Expanding on why I chose 24-60 months as my parameters: I think the two-year lower bound allowed for expansion of the market with increased FDA approvals and more pressure on insurance companies to fund as the data continued to pile up (here's my additional point: Lilly's Zepbound/tirzepatide just granted authorization for sleep apnea this week, a condition with very limited other therapies), and for pipeline issues to work out (e.g. the autoinjector bottleneck).

I still think there will be lots more competition from other drugmakers in the next few years and it will be hard for them to sustain the price of their drugs and thus their current share price.

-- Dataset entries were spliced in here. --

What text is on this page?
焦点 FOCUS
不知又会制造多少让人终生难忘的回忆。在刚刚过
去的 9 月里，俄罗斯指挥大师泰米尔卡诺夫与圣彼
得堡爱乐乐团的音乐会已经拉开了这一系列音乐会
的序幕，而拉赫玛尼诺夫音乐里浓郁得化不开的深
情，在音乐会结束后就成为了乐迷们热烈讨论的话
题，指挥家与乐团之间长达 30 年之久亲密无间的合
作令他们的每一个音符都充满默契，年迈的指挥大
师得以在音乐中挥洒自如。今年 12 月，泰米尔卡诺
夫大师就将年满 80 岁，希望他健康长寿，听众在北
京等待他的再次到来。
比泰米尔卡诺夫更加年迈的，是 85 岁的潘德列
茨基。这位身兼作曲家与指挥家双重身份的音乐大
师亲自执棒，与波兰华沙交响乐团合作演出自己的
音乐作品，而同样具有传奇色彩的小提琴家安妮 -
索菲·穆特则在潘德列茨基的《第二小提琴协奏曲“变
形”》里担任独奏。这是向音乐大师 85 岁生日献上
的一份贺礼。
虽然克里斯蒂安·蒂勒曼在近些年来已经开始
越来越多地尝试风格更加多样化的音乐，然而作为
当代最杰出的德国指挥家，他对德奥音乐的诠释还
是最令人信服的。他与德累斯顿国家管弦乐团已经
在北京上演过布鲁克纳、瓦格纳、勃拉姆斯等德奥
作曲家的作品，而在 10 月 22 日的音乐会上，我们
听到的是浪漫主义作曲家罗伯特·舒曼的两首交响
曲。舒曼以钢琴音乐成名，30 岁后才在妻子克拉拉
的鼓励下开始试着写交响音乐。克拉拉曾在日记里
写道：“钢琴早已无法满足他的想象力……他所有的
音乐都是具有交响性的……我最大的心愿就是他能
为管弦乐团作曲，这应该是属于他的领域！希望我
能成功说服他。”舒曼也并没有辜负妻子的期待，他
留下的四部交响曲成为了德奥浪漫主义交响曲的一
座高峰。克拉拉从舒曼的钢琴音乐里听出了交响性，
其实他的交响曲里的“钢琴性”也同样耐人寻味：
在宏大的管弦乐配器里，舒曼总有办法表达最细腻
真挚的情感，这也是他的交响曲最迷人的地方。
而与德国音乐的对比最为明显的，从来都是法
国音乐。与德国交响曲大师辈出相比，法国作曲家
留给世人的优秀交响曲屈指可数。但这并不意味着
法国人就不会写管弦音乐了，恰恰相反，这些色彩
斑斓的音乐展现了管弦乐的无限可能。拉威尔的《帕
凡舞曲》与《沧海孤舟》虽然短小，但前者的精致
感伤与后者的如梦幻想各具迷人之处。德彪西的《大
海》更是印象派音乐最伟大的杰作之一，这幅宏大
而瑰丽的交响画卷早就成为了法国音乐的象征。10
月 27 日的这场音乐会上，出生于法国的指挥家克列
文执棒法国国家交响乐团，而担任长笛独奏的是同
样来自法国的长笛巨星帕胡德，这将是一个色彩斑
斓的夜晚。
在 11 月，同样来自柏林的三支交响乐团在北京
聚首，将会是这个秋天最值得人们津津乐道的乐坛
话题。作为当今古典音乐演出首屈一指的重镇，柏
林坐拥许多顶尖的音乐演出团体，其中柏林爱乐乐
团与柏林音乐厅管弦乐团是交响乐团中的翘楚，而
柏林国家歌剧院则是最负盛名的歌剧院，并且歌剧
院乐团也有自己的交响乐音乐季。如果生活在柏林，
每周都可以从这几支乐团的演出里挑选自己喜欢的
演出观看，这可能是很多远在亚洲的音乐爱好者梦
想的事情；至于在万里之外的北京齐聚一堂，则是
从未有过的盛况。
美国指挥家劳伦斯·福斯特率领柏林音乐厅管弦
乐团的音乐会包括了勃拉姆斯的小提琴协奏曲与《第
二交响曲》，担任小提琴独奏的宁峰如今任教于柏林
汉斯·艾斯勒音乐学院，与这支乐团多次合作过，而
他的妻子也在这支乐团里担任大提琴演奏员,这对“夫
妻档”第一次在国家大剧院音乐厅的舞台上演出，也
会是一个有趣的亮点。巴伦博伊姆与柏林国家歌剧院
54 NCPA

The five-year upper bound was with an eye to your point of patent expiration/emergence of competitor drugs and generics. But I think the first-mover advantage that LLY and NVO have will slow down in a period measured in years, not a few quarters: they have the pipeline, as well as in-progress looks at their clinical trial data.

Besides, I don't think I can pretend to see much further than two years out on just about anything. The risk of one or all of these drugs having an unsuspected Achilles heel is nontrivial, as is unexpected success of a non-LLY/NVO oral substitute.

Nonetheless, having the reigning champion a half-lap ahead only a short time after the starting gun certainly reinforces my putting down only a percent or two of my BRK on this.

You may well be right, or maybe not come mid-2026 to mid-2029 (and I get to choose the exit day). We'll see.